Festival international de danse contemporaine de marrakech
Depuis trois ans, à Marrakech, il existe un Festival international de danse contemporaine. Ces rencontres chorégraphiques s'intitulent "En marche..." En marche vers quoi? Par un chaud après-midi de janvier, la réponse nous fut donnée comme une évidence. Une évidence éclatante, quoique sans tambours ni trompettes, mais au contraire tranquille avec sérieux et gentillesse.
Imaginez un jour comme un autre sur la place Jemaa el Fna : les serpents "serpentent" au son des fifres, les tambours "tambourinent", et les promeneurs se promènent dans un raffut de tous les diables, un mixte incroyable de sons et d'odeurs en tous genres.

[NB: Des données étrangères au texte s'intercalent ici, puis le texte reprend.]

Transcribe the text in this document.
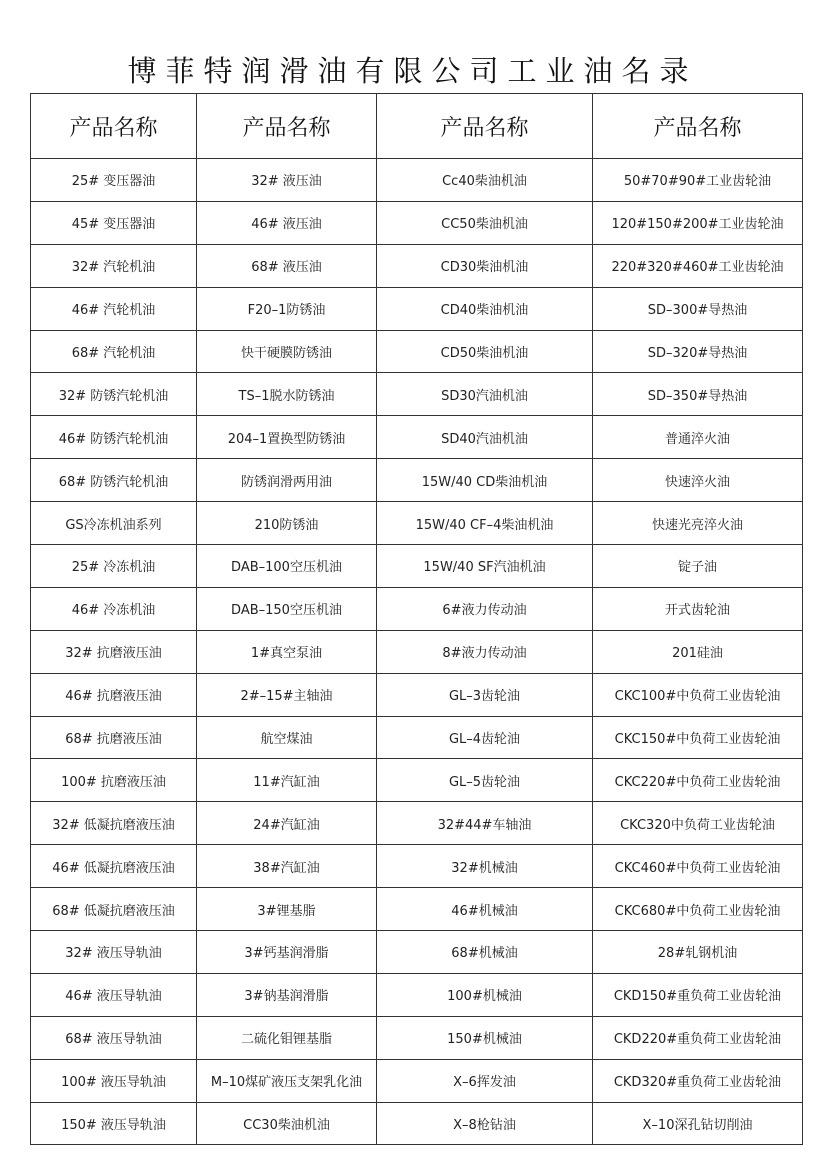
博菲特润滑油有限公司工业油名录
产品名称	产品名称	产品名称	产品名称
25# 变压器油	32# 液压油	Cc40柴油机油	50#70#90#工业齿轮油
45# 变压器油	46# 液压油	CC50柴油机油	120#150#200#工业齿轮油
32# 汽轮机油	68# 液压油	CD30柴油机油	220#320#460#工业齿轮油
46# 汽轮机油	F20–1防锈油	CD40柴油机油	SD–300#导热油
68# 汽轮机油	快干硬膜防锈油	CD50柴油机油	SD–320#导热油
32# 防锈汽轮机油	TS–1脱水防锈油	SD30汽油机油	SD–350#导热油
46# 防锈汽轮机油	204–1置换型防锈油	SD40汽油机油	普通淬火油
68# 防锈汽轮机油	防锈润滑两用油	15W/40 CD柴油机油	快速淬火油
GS冷冻机油系列	210防锈油	15W/40 CF–4柴油机油	快速光亮淬火油
25# 冷冻机油	DAB–100空压机油	15W/40 SF汽油机油	锭子油
46# 冷冻机油	DAB–150空压机油	6#液力传动油	开式齿轮油
32# 抗磨液压油	1#真空泵油	8#液力传动油	201硅油
46# 抗磨液压油	2#–15#主轴油	GL–3齿轮油	CKC100#中负荷工业齿轮油
68# 抗磨液压油	航空煤油	GL–4齿轮油	CKC150#中负荷工业齿轮油
100# 抗磨液压油	11#汽缸油	GL–5齿轮油	CKC220#中负荷工业齿轮油
32# 低凝抗磨液压油	24#汽缸油	32#44#车轴油	CKC320中负荷工业齿轮油
46# 低凝抗磨液压油	38#汽缸油	32#机械油	CKC460#中负荷工业齿轮油
68# 低凝抗磨液压油	3#锂基脂	46#机械油	CKC680#中负荷工业齿轮油
32# 液压导轨油	3#钙基润滑脂	68#机械油	28#轧钢机油
46# 液压导轨油	3#钠基润滑脂	100#机械油	CKD150#重负荷工业齿轮油
68# 液压导轨油	二硫化钼锂基脂	150#机械油	CKD220#重负荷工业齿轮油
100# 液压导轨油	M–10煤矿液压支架乳化油	X–6挥发油	CKD320#重负荷工业齿轮油
150# 液压导轨油	CC30柴油机油	X–8枪钻油	X–10深孔钻切削油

Et là-dessus, dans un coin de l'immense place aux marchands d'oranges, du côté de la poste, on a disposé des barrières de métal autour d'un grand quadrilatère. Ca va danser...
Une fille en noir des cheveux jusqu'aux bottines, s'avance. C'est la danseuse coréenne Youg Ho Nam, venue de Montpellier où se trouve sa compagnie. Déjà, quatre, cinq rangées d'hommes de tous âges se sont agglutinés sur le pourtour du périmètre. Les femmes, elles, tentent un coup d'oeil mais ne s'attardent pas. Dans le Maroc actuel, ce n'est pas si facile... Le solo - fulgurant - commence en silence. Hirondelle solitaire, la danseuse vole, se lance dans les loopings, s'arrête d'un coup. Elle tient à la main une feuille de papier blanc où est insrite une liste d'émotions primaires comme la couleur ou comme la colère. L'assistance regarde, hypnotisée, applaudit au moindre suspend, rit. Electrisée par la foule aux yeux noirs, la fille brûle. Personne ne moufte, ni les enfants, ni les hommes devenus enfants.

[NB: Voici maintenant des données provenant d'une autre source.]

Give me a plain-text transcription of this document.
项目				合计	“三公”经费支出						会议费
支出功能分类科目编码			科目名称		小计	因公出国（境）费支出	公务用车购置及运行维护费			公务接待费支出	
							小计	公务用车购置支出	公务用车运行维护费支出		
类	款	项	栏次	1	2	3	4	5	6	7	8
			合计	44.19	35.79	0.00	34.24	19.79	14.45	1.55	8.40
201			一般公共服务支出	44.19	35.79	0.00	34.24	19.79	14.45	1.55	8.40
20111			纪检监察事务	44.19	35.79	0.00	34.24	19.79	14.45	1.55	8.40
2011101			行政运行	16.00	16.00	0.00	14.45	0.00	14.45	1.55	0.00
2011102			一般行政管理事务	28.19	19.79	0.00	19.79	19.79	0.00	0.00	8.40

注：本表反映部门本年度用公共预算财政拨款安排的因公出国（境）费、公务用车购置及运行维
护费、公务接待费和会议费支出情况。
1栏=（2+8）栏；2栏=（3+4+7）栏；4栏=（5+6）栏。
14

Puis vient le tour du danseur grec Dimitri Tsiapkinis, un compagnon du chorégraphe Bernardo Monet, parrain de la manifestation. Lui c'est le blanc : blanc de sa tenue immaculée d'escrimeur, blond de ses cheveux, masque de fer et pompons noirs aux chaussettes, Grèce oblige. A deux pas du public toujours immobile et d'une patience d'ange musulman, il commence des étirements animaux avant de se confronter aux visages des spectateurs. Avancer la main pour le toucher ? Lui sourire, rire, se moquer ? Personne n'y songe. Le monstre joue. Il suffit pour leur bonheur.
Et la fête continue sous le soleil pâlissant. Un groupe de danseurs accompagné d'enfants et de jeunes pénètre à son tour dans l'espace protégé. Ils sont cinq, six, puis dix, vingt, peut-être trente, à suivre les mouvements d'un meneur puis à en imaginer d'autres. Des européens figurent parmi eux mais la plupart sont Marocains.Le temps semble avoir ralenti, une douceur s'installe, rompue par les couleurs des vêtements des uns et des autres. C'est doux, simple, amical. Cela s'appelle "danse contemporaine" et c'est un magnifique moment de partage avec la population.
A la fin, chacun s'en va,qui dans son bled, qui à la médina, emportant des images jamais vues, le souvenir d'un contact vivant avec un rêve jamais caressé jusque là, mais reconnu certainement.